France has delayed plans to move forward with legislation to legalize same-sex marriage amid growing opposition led by religious organizations and the majority Roman Catholic Church.
Inter-LGBT, a group pressing for full equality on all LGBT-related issues, has accused President Francois Hollande’ of backtracking on his campaign promises, reported Reuters.
“Parliament will take its time,” Interior Minister Manuel Valls said on Saturday. “Nobody doubts (the reform) will become law, but all opinions – political, philosophical or religious – will be heard.”
Passing the law by mid-2013 as planned would make France the 12th country around the world to legalize same-sex marriage.

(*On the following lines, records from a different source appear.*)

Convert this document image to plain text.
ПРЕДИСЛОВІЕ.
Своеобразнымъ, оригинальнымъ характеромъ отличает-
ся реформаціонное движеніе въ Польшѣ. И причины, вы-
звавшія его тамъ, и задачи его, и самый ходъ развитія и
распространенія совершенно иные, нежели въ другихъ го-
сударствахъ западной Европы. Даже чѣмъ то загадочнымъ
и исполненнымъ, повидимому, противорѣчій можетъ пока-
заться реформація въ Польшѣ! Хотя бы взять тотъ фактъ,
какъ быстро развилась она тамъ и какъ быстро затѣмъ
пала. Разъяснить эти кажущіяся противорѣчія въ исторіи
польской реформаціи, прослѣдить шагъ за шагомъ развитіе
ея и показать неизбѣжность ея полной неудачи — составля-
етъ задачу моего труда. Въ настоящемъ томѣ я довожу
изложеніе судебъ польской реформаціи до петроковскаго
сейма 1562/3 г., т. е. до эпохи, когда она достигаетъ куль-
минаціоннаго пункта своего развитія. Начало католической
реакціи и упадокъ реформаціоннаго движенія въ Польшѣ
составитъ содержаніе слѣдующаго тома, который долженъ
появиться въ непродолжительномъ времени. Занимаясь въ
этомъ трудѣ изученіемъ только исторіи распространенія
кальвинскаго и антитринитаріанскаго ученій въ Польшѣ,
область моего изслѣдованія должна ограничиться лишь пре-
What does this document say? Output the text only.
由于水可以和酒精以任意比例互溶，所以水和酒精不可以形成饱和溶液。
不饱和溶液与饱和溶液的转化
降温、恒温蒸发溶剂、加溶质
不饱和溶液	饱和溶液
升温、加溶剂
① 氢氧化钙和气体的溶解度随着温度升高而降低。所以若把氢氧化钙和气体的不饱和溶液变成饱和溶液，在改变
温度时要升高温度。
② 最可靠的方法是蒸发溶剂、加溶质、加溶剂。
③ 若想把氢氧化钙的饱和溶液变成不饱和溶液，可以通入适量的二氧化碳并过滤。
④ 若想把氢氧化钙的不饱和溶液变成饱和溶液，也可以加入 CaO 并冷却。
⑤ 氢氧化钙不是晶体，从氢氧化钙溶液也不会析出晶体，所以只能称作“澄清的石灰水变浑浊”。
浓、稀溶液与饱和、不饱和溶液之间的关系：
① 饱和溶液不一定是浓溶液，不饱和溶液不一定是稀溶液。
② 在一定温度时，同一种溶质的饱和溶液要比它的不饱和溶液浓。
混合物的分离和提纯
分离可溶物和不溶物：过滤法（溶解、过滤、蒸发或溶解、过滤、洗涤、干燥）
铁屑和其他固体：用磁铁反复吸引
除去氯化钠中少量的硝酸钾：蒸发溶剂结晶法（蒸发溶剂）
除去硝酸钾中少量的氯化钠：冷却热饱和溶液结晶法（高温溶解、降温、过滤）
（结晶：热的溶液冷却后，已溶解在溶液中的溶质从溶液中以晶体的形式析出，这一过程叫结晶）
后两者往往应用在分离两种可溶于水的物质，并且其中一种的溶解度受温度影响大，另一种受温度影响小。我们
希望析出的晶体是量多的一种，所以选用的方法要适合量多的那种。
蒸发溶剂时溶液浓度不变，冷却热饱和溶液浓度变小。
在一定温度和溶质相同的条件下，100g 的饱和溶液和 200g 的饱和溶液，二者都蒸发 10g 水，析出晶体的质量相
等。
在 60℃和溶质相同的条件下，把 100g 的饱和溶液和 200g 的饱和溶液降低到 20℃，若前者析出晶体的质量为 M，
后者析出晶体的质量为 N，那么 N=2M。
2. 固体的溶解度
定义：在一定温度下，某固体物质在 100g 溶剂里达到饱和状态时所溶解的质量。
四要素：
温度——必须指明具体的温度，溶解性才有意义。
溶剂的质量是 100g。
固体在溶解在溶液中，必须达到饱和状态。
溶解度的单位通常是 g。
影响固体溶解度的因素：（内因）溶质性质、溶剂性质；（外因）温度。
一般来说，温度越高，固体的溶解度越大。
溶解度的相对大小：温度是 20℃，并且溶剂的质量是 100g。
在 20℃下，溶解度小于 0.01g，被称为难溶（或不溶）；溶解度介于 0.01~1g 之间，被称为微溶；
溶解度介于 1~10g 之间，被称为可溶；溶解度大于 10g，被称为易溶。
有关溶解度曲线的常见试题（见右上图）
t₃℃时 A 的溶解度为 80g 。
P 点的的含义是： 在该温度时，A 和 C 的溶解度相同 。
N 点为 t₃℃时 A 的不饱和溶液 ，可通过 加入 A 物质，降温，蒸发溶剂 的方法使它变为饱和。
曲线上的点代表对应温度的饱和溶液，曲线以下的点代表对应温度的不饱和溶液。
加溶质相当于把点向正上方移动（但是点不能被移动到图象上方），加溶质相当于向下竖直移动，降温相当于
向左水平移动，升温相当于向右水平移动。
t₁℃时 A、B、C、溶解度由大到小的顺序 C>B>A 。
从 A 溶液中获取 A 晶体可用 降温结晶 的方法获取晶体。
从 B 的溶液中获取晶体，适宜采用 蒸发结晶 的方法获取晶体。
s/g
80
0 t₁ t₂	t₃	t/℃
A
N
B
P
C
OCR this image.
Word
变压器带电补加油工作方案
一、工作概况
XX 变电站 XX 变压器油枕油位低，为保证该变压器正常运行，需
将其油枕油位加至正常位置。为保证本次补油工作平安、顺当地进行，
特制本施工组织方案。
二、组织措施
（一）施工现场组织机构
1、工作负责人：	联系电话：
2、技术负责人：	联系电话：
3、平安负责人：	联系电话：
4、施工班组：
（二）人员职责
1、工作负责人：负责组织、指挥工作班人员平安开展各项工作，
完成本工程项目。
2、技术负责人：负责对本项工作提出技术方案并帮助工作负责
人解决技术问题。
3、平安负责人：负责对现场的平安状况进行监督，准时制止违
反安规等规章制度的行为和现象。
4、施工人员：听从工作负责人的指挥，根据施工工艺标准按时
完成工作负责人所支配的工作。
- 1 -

Surveys by the Ifop polling group show support for gay marriage has slipped a bit from 65 percent in August to 61 percent now as the public debate has taken off.
Public support for full adoption rights for gay couples, the second part of the planned reform, has also slid from 53 per cent then to 48 percent now.
More than 78,000 people have signed a petition opposing the measure that was sponsored by 41 conservative politicians, as well as Catholic, Protestant, Orthodox Christian, evangelical and Muslim leaders. The Catholic Church has also distributed talking points to assist members in debating supporters of marriage equality.
The debate has been delayed until Nov. 7, according to Prime Minister Jean-Marc Ayraul’s office, and is expected to last until January.
Should the Parliament approve the bill, France would join countries such as Belgium, the Netherlands, Sweden, Denmark and Spain in allowing gay marriage.
In the late 1990s, France was one of the first countries to permit same-sex civil partnerships, which gave the principal rights and obligations of marriage except for adoption.